Idempotent Automation: Why Reruns Shouldn't Scare You¶
Your workflow failed at step 47 of 50. Do you fix the issue and rerun from the beginning, or do you manually complete the remaining steps?
The Nervousness Test
If that question makes you nervous, your automation isn't idempotent. And that's a problem.
This post shares the journey to making reruns boring. For the full technical deep-dive, see the Idempotency Pattern Guide.
The Scenario That Started It All¶
It was a Friday afternoon. A file distribution workflow syncing CONTRIBUTING.md to 40 repositories had failed at repository 37. Rate limiting.
Three options presented themselves:
- Rerun from the beginning - But would it create duplicate PRs for the 36 repos that succeeded?
- Manually complete the remaining 4 - Doable, but tedious
- Wait until Monday - The coward's choice
I chose option 1. And watched in horror as the workflow created 36 duplicate PRs.
The Learning Moment
That afternoon taught me more about idempotency than any documentation ever could.
The Fix Was Embarrassingly Simple¶
One conditional check before creating PRs:
EXISTING=$(gh pr list --head "$BRANCH" --json number --jq 'length')
if [ "$EXISTING" -eq 0 ]; then
gh pr create --title "Automated update" --body "From central repo"
else
echo "PR already exists, skipping creation"
fi
That's it. Check if it exists before creating it.
But that single fix led to a rabbit hole. What about the branch creation? The commits? The push? Each operation needed its own idempotency guard.
The Rabbit Hole¶
The more I looked, the more I found:
- Branch operations needed force-reset to handle diverged state
- Change detection was using
git diffwhich doesn't see untracked files - Commits failed with "nothing to commit" on clean reruns
- Pushes needed
--force-with-leaseto handle rebased branches
Each fix was simple. The challenge was finding them all.
The Full Breakdown
See Implementation Patterns for the five patterns that emerged from this work.
The Payoff¶
Three weeks later, the same workflow failed again. Different repository, different error. Network timeout.
This time, I clicked "Re-run jobs" and went to lunch.
When I came back, everything was green. The 39 successful repos had detected "no changes needed" and skipped. The failed repo had retried and succeeded.
No duplicates. No manual cleanup. No fear.
When It's Not Worth It¶
Not every workflow needs this treatment. A one-off migration script? Just run it carefully. A local development tool? Optimize for speed, not resilience.

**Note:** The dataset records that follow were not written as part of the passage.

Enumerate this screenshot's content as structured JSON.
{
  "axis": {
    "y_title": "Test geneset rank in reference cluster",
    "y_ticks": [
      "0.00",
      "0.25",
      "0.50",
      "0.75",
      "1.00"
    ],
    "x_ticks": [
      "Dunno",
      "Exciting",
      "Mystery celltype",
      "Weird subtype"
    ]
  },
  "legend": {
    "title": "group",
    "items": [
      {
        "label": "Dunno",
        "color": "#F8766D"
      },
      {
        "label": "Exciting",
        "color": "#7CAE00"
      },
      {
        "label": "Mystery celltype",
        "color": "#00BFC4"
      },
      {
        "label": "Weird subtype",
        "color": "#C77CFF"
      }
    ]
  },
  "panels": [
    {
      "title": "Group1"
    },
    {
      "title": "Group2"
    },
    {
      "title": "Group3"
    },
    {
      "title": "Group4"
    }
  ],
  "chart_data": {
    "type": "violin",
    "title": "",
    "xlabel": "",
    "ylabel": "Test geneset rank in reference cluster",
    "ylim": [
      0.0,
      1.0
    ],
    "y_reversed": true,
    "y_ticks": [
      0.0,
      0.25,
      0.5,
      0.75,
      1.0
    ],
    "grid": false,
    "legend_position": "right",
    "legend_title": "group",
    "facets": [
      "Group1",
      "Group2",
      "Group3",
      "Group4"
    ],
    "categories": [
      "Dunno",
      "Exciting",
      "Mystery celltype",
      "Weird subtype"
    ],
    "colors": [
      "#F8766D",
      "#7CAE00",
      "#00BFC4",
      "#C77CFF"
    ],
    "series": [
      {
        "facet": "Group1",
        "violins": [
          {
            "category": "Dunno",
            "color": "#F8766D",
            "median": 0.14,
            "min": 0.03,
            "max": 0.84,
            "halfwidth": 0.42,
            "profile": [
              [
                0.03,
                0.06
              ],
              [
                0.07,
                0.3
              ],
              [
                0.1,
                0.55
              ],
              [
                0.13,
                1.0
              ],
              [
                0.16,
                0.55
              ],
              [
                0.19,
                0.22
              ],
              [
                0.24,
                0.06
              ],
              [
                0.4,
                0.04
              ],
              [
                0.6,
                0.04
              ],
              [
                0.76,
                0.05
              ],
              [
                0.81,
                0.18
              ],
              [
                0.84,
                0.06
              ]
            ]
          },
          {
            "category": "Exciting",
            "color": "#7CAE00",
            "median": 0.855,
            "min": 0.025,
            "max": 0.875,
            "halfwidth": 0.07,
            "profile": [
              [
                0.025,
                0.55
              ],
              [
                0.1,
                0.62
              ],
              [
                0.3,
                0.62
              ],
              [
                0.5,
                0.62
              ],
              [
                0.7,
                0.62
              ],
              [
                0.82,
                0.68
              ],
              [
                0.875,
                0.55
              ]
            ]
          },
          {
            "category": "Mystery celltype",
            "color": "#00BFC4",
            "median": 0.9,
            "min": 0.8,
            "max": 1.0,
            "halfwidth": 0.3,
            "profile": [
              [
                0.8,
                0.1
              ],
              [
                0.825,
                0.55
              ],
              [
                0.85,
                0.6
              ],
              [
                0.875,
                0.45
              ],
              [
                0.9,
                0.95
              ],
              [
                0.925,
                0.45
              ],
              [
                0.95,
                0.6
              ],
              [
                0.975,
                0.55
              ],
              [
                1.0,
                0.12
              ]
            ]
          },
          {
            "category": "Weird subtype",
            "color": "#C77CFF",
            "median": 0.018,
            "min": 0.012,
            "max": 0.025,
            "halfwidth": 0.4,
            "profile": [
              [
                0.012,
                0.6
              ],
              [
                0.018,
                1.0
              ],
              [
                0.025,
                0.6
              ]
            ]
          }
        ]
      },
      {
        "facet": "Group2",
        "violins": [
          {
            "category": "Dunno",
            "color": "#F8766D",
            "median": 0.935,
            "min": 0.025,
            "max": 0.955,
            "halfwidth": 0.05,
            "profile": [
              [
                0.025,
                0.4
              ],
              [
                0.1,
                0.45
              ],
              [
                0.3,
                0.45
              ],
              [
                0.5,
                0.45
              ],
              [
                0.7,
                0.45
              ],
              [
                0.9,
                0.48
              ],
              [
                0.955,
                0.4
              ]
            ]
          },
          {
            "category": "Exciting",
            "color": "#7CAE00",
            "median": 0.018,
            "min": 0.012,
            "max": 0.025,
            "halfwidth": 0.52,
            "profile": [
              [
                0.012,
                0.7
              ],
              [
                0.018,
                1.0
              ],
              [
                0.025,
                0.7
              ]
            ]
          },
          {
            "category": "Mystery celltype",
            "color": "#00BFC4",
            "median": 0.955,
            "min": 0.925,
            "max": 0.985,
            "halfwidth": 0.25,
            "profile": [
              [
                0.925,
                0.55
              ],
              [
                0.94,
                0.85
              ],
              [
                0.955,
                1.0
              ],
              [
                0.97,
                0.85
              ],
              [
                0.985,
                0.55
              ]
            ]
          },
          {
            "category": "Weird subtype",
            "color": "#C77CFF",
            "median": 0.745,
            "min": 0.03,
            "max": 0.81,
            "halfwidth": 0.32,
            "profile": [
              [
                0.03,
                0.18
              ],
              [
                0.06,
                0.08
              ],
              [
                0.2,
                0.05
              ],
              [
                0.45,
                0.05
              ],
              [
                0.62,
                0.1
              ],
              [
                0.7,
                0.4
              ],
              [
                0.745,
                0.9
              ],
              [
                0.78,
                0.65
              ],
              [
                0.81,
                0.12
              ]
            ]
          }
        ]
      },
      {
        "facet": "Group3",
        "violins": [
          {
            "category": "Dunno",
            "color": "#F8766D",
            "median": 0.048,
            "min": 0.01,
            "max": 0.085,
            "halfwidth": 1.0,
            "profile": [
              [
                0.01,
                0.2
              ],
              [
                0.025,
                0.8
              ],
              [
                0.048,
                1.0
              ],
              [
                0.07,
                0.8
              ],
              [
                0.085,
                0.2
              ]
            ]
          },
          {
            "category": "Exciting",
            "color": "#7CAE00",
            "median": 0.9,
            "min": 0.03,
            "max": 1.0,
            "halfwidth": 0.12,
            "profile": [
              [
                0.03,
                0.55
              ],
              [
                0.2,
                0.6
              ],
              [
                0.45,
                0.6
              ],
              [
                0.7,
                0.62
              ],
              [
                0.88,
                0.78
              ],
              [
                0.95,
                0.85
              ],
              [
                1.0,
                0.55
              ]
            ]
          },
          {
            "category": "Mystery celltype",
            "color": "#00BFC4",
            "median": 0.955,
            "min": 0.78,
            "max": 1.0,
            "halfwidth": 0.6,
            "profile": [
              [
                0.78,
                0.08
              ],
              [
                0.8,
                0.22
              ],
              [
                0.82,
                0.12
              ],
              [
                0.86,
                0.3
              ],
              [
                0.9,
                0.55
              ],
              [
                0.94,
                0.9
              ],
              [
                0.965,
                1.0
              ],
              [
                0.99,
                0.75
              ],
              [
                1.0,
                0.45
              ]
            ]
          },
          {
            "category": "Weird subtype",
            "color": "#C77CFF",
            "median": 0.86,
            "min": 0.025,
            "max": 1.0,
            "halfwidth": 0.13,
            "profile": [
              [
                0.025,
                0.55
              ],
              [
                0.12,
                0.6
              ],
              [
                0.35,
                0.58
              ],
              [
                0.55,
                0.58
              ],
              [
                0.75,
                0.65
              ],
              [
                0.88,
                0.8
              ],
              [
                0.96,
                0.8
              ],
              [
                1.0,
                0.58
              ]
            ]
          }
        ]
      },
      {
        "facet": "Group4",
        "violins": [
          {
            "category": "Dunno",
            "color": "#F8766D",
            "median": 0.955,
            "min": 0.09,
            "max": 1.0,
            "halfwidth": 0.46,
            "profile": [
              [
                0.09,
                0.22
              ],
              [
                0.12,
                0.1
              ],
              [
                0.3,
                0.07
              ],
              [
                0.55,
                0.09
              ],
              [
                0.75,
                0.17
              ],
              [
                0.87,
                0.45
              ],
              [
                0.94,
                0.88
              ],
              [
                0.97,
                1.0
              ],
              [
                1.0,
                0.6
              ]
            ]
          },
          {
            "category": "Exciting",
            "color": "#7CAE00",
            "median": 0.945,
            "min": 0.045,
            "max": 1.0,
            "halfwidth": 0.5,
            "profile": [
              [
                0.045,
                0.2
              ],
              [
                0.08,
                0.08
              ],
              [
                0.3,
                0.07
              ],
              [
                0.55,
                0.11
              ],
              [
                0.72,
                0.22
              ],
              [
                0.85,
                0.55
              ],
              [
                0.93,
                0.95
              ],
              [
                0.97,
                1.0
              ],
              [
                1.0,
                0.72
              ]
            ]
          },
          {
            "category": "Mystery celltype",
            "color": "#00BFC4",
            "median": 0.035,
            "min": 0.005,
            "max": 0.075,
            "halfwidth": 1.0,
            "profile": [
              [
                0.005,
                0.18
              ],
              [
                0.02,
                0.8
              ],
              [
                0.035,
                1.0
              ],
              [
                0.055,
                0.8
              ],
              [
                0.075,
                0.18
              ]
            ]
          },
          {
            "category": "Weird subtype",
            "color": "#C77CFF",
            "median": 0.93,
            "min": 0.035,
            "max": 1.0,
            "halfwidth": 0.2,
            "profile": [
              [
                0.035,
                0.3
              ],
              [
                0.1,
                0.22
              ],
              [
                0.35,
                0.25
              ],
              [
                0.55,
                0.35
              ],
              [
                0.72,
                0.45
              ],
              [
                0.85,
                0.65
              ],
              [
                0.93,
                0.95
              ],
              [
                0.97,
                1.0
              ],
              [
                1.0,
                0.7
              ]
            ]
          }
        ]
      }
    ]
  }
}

The Decision Matrix helps calibrate where to invest. The short version:
- High failure risk + High recovery cost = Full idempotency
- Low failure risk + Low recovery cost = Don't bother
The Cliffhanger¶
There's one thing I haven't solved yet: caches.
What happens when your idempotent workflow depends on a cache that expired? Or a cache key that changed? The workflow that "worked fine on rerun" might fail spectacularly when the cache misses.
The Cache Test
If you deleted all caches and reran your workflow, would it still produce the same result?
That's the next frontier. For now, see Cache Considerations for the traps I've identified.
Start Here¶
If you're dealing with flaky reruns:
- Read Pros and Cons to understand the tradeoffs
- Score your workflow with the Decision Matrix
- Apply the relevant Implementation Patterns
- Test it by running twice
Your workflow failed at step 47. You fixed the bug, clicked rerun, and went to lunch. When you came back, everything was green. That's the power of idempotent automation.